La relation père-fils est le fil conducteur de l’histoire du début à la fin, elle n’est pas là pour monopoliser les émotions mais pour développer plusieurs embranchements, péripéties et thématiques. Grâce à la prestation de Romain Duris et à la performance du jeune acteur jouant le fils le socle est plutôt solide.
Comme le concept le laisse deviner ça parle de rapport à la nature, de l’acceptation de la différence et de la transition de l’enfance à l’adulte.
D’après des interviews du réalisateur il semble vouloir appuyer un certain discours mais visiblement ces sujets apparaissent comme survolés sans imposer un jugement.
C’est un monde dont on ne peut définir exactement ses règles et son fonctionnement, ce qui laisse une place à l’interprétation et à l’imagination.
Et finalement ce n’est pas plus mal parce que ce film réussit à transporter par son ambiance sans chercher à se prendre la tête sur l'interprétation des thèmes ou des symboles.
L'étrangeté générale et ces scènes aux issues imprévisibles qui n'expliquent pas en profondeur rendent le film léger, spontané et agréable à découvrir.
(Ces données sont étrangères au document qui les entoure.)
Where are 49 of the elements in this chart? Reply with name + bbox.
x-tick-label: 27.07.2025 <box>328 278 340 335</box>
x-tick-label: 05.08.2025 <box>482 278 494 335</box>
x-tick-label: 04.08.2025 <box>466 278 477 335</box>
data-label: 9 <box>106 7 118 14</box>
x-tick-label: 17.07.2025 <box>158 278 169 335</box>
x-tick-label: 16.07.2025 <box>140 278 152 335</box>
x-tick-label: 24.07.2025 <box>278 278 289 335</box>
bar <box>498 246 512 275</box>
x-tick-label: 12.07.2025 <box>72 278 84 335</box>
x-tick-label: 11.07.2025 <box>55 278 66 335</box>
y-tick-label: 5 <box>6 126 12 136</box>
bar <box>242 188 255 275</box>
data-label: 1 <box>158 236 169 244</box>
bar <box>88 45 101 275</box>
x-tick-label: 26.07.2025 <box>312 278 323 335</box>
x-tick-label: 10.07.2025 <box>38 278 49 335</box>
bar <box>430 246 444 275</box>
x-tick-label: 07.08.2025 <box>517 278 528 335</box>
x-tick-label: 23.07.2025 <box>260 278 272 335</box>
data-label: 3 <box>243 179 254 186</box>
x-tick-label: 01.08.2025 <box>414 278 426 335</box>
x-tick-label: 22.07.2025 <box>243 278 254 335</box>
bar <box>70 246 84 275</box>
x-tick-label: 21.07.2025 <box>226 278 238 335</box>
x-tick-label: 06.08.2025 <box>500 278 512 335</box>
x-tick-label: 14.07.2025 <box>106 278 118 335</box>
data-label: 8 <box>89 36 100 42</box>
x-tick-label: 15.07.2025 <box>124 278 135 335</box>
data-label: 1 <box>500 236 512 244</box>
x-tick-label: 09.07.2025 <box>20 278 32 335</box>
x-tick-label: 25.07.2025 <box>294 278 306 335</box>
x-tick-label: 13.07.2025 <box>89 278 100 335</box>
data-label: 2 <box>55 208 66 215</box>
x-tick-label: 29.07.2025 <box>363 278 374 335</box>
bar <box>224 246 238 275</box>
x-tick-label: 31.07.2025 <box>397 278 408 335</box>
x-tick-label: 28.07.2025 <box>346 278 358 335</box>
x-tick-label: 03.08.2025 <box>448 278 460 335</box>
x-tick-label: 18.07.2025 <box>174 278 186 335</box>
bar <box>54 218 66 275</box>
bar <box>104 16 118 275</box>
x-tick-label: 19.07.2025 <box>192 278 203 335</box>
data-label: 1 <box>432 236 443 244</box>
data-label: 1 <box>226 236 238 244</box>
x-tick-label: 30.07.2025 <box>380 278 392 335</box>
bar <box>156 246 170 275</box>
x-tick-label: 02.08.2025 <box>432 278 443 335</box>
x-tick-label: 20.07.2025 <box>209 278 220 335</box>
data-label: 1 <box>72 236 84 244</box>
Les effets spéciaux sont très soignés et le cadre de la Gascogne est bien exploité, on se sent captivé par ces quelques séquences de nature contemplatives et hors du temps.
Ce film ne subjugue pas par son ébauche d’analyse sociétale assez banale dans le cinéma français mais il brille par la magie de son concept qui prend le dessus. Les confrontations animales imaginées sont vraiment marquantes et singulières.